Help!
I am building an application which uses a couple of external
libraries. These libraries have their own 'configure' scripts.
In development, I use symbolic links from my application's directory
to the external library's directory, like this:
projects/
lib1/
lib2/
app/
Makefile.am (SUBDIRS = lib1 lib2 src)
src (my main source dir)
lib1 => ../lib1 (symbolic link to ../lib1)
lib2 => ../lib2 (symbolic link to ../lib2)

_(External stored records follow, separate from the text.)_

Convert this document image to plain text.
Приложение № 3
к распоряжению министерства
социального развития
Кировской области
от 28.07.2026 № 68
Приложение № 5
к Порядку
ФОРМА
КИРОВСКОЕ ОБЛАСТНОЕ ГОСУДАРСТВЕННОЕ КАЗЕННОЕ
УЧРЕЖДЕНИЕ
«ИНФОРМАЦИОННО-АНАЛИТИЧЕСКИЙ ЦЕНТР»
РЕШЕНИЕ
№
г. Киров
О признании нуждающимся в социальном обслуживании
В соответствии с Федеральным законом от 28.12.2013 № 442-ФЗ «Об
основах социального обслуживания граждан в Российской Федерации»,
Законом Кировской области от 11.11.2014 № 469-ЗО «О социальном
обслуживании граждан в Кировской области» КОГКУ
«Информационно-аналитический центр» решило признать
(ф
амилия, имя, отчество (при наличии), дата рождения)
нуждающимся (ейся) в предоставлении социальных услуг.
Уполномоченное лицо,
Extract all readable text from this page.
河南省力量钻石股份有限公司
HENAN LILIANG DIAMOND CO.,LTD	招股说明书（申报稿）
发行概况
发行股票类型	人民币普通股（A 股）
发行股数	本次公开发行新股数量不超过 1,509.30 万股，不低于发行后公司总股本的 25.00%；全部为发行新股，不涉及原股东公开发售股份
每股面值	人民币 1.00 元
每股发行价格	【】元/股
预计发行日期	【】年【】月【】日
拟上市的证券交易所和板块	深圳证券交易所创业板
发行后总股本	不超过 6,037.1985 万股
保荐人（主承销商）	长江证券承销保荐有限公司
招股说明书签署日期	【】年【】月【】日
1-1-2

automake, autoconf, configure, and make work fine. My problem is with
'make dist'. It assumes that '..' points up, which is not true when
the subdir is a symbolic link. Here's the output of 'make dist':
for subdir in lib1 lib2 src; do \
if test "$subdir" = .; then :; else \
test -d app-1.0/$subdir \
|| mkdir app-1.0/$subdir \
|| exit 1; \
chmod 777 app-1.0/$subdir; \
(cd $subdir && make top_distdir=../app-1.0 distdir=../app-1.0/$subdir
distdir) \
|| exit 1; \
fi; \
done
make[1]: Entering directory `/home/noel/projects/app/lib1'
rm -rf ../app-1.0/lib1
mkdir ../app-1.0/lib1
mkdir: cannot make directory `../app-1.0/lib1': No such file or directory
make[1]: *** [distdir] Error 1
make[1]: Leaving directory `/home/noel/projects/app/lib1'
make: *** [distdir] Error 1
How about using absolute paths instead of '..', like so:
here=`pwd`;
(cd $subdir && make top_distdir=$here/app-1.0 distdir=$here/app-1.0/$subdir
distdir)
Or, is there a better, officially approved way of doing this?